What’s LTE Over WiFi? How Could It Speed Up Your Phone?
Your data speed and coverage could soon improve thanks to an innovation called LTE over WiFi. The technology would enable carriers to expand traffic to unlicensed spectrum, specifically the 5GHz WiFi band that’s used by new routers, tablets, and even recent smartphones. Here’s what you need to know about the technology, and about how controversy over potential interference with WiFi devices is threatening to delay its deployment.
While carriers usually rely only on airwaves to which they have exclusive licenses, a new system called LTE-Unlicensed would enable carriers to share spectrum with WiFi devices on the unlicensed 5GHz band. But Jon Brodkin reports for Ars Technica that the plan has sparked concerns about interference with existing WiFi networks, and everyone from wireless carriers to cable companies to a WiFi industry trade group is getting involved.
Verizon has said that it plans to deploy LTE-U in 5GHz in 2016, and before the controversy over potential interference arose, T-Mobile was expected to use the technology by the end of 2015. Using 5GHz will enable wireless networks to boost data speeds over short distances, without requiring users to log in to separate WiFi networks. In the latest development, Verizon, T-Mobile, Alcatel-Lucent, Ericsson, and Qualcomm sent a letter to the Federal Communications Commission to express their opposition to a WiFi Alliance proposal that would slow the process of deploying LTE-U to carriers’ networks.
The WiFi Alliance is an industry trade group that certifies equipment to ensure that it doesn’t interfere with other certified equipment operating in the same frequencies. The group asked the FCC to avoid authorizing any LTE-U equipment until the WiFi Alliance is able to conduct its own tests, using new interference testing guidelines that the Alliance is still in the process of developing.
As Ars Technica notes, the WiFi Alliance has an extensive list of members that covers “pretty much the entire technology industry, including the five companies opposing its request.” In their letter to the FCC (PDF), the companies wrote that as members of the WiFi Alliance, they are “interested in extending the benefits of LTE on unlicensed spectrum.” But they urge the FCC to reject the alliance’s “unprecedented” request, which would have the effect of “allowing an organization that certifies interoperability for one particular technology to become the gatekeeper for another technology to use unlicensed spectrum.”

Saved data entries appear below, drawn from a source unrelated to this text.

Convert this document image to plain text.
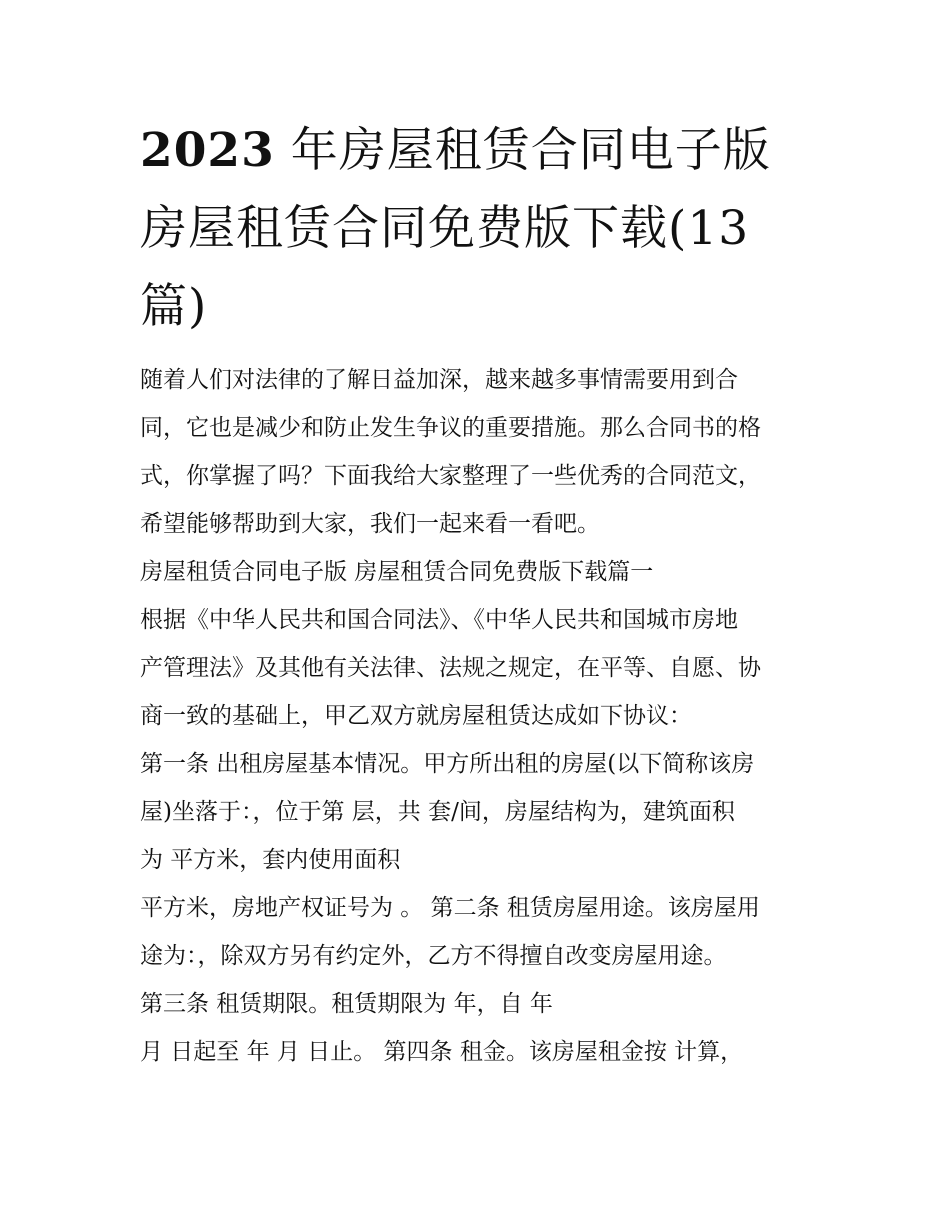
2023 年房屋租赁合同电子版
房屋租赁合同免费版下载(13
篇)
随着人们对法律的了解日益加深，越来越多事情需要用到合
同，它也是减少和防止发生争议的重要措施。那么合同书的格
式，你掌握了吗？下面我给大家整理了一些优秀的合同范文，
希望能够帮助到大家，我们一起来看一看吧。
房屋租赁合同电子版 房屋租赁合同免费版下载篇一
根据《中华人民共和国合同法》、《中华人民共和国城市房地
产管理法》及其他有关法律、法规之规定，在平等、自愿、协
商一致的基础上，甲乙双方就房屋租赁达成如下协议：
第一条 出租房屋基本情况。甲方所出租的房屋(以下简称该房
屋)坐落于：，位于第 层，共 套/间，房屋结构为，建筑面积
为 平方米，套内使用面积
平方米，房地产权证号为 。 第二条 租赁房屋用途。该房屋用
途为：，除双方另有约定外，乙方不得擅自改变房屋用途。
第三条 租赁期限。租赁期限为 年，自 年
月 日起至 年 月 日止。 第四条 租金。该房屋租金按 计算，
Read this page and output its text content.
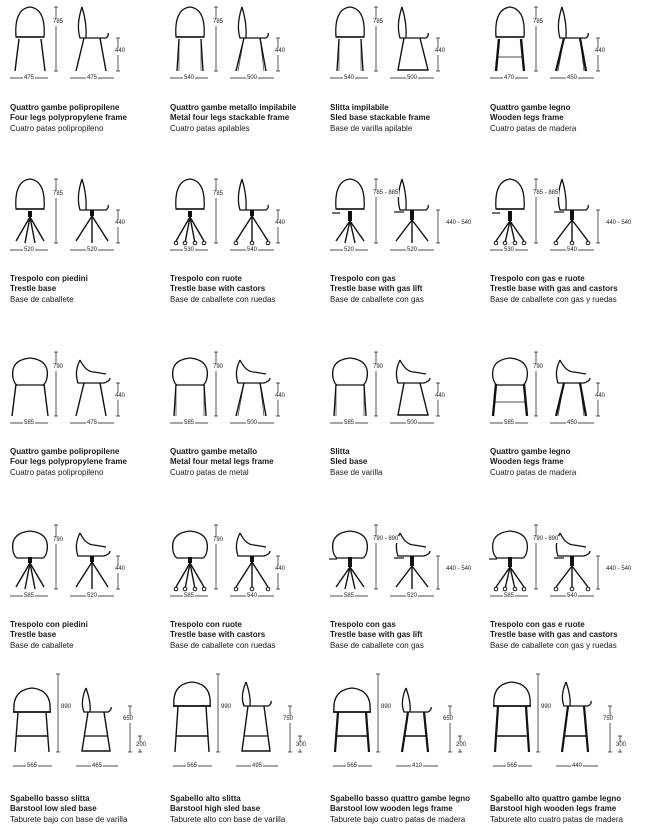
475	475
785
440
Quattro gambe polipropilene
Four legs polypropylene frame
Cuatro patas polipropileno
540	500
785
440
Quattro gambe metallo impilabile
Metal four legs stackable frame
Cuatro patas apilables
540	500
785
440
Slitta impilabile
Sled base stackable frame
Base de varilla apilable
470	450
785
440
Quattro gambe legno
Wooden legs frame
Cuatro patas de madera
520	520
785
440
Trespolo con piedini
Trestle base
Base de caballete
530	540
785
440
Trespolo con ruote
Trestle base with castors
Base de caballete con ruedas
520	520
785 - 885
440 - 540
Trespolo con gas
Trestle base with gas lift
Base de caballete con gas
530	540
785 - 885
440 - 540
Trespolo con gas e ruote
Trestle base with gas and castors
Base de caballete con gas y ruedas
585	475
790
440
Quattro gambe polipropilene
Four legs polypropylene frame
Cuatro patas polipropileno
585	500
790
440
Quattro gambe metallo
Metal four metal legs frame
Cuatro patas de metal
585	500
790
440
Slitta
Sled base
Base de varilla
585	450
790
440
Quattro gambe legno
Wooden legs frame
Cuatro patas de madera
585	520
790
440
Trespolo con piedini
Trestle base
Base de caballete
585	540
790
440
Trespolo con ruote
Trestle base with castors
Base de caballete con ruedas
585	520
790 - 890
440 - 540
Trespolo con gas
Trestle base with gas lift
Base de caballete con gas
585	540
790 - 890
440 - 540
Trespolo con gas e ruote
Trestle base with gas and castors
Base de caballete con gas y ruedas
565	465
890
650
200
Sgabello basso slitta
Barstool low sled base
Taburete bajo con base de varilla
565	495
990
750
300
Sgabello alto slitta
Barstool high sled base
Taburete alto con base de varilla
565	410
890
650
200
Sgabello basso quattro gambe legno
Barstool low wooden legs frame
Taburete bajo cuatro patas de madera
565	440
990
750
300
Sgabello alto quattro gambe legno
Barstool high wooden legs frame
Taburete alto cuatro patas de madera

Cable and Internet providers have also gotten involved, since many have set up networks of WiFi hotspots around the country. The National Cable & Telecommunications Association (NCTA), which represents Comcast, among other cable companies, has raised concerns that LTE-U and a related technology called Licensed Assisted Access (LAA) would decrease the performance of WiFi networks. The NCTA says that cable industry research has shown that in specific circumstances, LAA could lower the WiFi transmission success rate “by 77 percent with fifteen nearby consumer Wi-Fi devices, and by 88 percent with twenty nearby consumer devices.” T-Mobile countered, arguing that claims were exaggerated, and “based on testing with parameters set at extremes that do not represent realistic deployments or do not reflect actual LTE-U specifications.”

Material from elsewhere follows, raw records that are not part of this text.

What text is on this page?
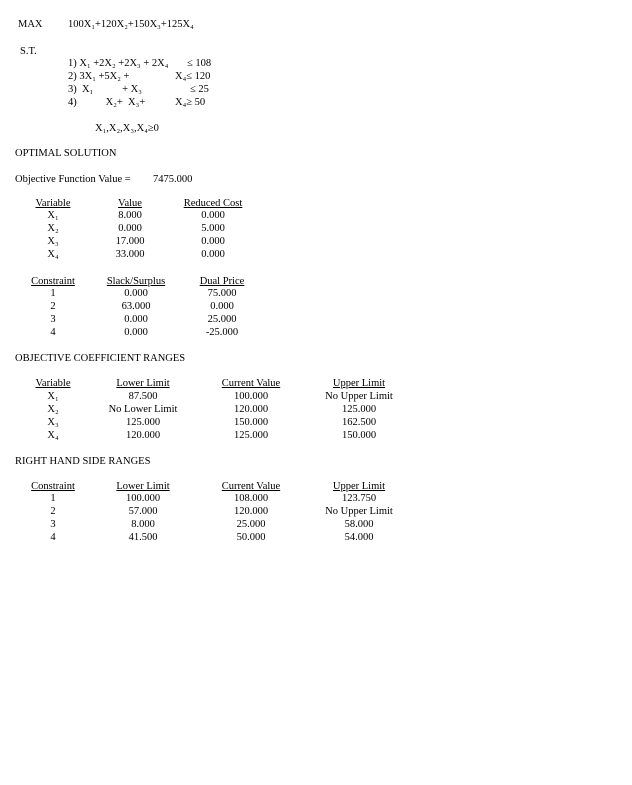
MAX 100X₁+120X₂+150X₃+125X₄
S.T.
1) X₁ +2X₂ +2X₃ + 2X₄ ≤ 108
2) 3X₁ +5X₂ +	X₄≤ 120
3)  X₁           + X₃	≤ 25
4)           X₂+  X₃+	X₄≥ 50
X₁,X₂,X₃,X₄≥0
OPTIMAL SOLUTION
Objective Function Value = 7475.000
Variable	Value	Reduced Cost
X₁	8.000	0.000
X₂	0.000	5.000
X₃	17.000	0.000
X₄	33.000	0.000
Constraint	Slack/Surplus	Dual Price
1	0.000	75.000
2	63.000	0.000
3	0.000	25.000
4	0.000	-25.000
OBJECTIVE COEFFICIENT RANGES
Variable	Lower Limit	Current Value	Upper Limit
X₁	87.500	100.000	No Upper Limit
X₂	No Lower Limit	120.000	125.000
X₃	125.000	150.000	162.500
X₄	120.000	125.000	150.000
RIGHT HAND SIDE RANGES
Constraint	Lower Limit	Current Value	Upper Limit
1	100.000	108.000	123.750
2	57.000	120.000	No Upper Limit
3	8.000	25.000	58.000
4	41.500	50.000	54.000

The FCC has yet to make a final decision, and noted in a recent filing that there are “potentially four different types” of LTE-U technology being developed, counting separate efforts by industry groups and a proprietary version being developed by Qualcomm. Any new equipment will need to go through the commission’s standard process for dealing with new technology.
As Mark Sullivan reported for VentureBeat earlier this year, using unlicensed spectrum holds promise as a way “to scale up wireless capacity and speeds in a world where licensed spectrum is limited and where demand for mobile Internet service continues to shoot upward.” It presents an interesting situation for carriers, who are accustomed to spending billions to buy licensed spectrum. And it could give rise to new competitors, like new types of wireless services launched by startups, and create pressure for decreasing prices. But carriers are going along with LTE-U because they want to run LTE service in unlicensed spectrum to improve performance during “surge” periods, when traffic levels are high.

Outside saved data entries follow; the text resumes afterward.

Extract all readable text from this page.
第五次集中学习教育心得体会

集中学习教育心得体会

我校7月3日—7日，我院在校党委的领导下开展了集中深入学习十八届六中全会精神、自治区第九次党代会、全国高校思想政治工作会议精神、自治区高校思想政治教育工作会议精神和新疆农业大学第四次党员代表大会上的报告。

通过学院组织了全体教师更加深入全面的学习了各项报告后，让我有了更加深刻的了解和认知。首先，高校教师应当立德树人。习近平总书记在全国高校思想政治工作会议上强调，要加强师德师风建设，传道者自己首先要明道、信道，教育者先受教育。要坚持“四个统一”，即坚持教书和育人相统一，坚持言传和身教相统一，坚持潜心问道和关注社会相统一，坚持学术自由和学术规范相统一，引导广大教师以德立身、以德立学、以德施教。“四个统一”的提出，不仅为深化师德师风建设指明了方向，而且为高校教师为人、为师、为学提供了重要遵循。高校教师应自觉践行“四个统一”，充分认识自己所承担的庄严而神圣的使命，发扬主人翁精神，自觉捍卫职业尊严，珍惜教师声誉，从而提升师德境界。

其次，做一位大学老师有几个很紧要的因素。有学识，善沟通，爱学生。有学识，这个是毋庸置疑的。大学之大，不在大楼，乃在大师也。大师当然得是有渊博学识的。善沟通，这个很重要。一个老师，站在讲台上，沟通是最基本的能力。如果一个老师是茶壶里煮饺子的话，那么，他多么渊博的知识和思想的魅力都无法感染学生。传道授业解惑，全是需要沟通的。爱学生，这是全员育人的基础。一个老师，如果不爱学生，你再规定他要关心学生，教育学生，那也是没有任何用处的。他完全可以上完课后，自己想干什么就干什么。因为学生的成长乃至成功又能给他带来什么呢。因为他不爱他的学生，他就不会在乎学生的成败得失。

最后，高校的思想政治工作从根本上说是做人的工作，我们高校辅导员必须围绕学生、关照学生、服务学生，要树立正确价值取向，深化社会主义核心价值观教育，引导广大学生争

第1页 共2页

Sullivan explains that “the genie appears to be well out of the bottle” despite early concerns about possible interference. “LTE service has a way of pushing other wireless services out of the way when moving in the same spectrum band,” Sullivan reports, noting that one telecom exec told his publication that LTE is “a bit of a bull in a china shop” while “Wi-Fi is known as a ‘polite service’ and can be easily pushed out of the way.” But Sullivan reports that new software has been developed “to make the various signals play nice within a shared spectrum band,” paving the way for LTE-U to be deployed.
Google is one party that has expressed reservations about how LTE over unlicensed spectrum would impact WiFi services. In a recent post to its public policy blog, the company suggested that carriers could use newly-available, now underused spectrum in the 3.5GHz band, and leave the 5GHz band alone. The post notes, “The entire wireless ecosystem should be concerned about allowing one innovation to block others — past and future. The best way to stimulate innovation without regulatory intervention is for the industry to maximize use of all available spectrum and develop workable coexistence and coordination mechanisms that encourage widespread access to unlicensed spectrum.”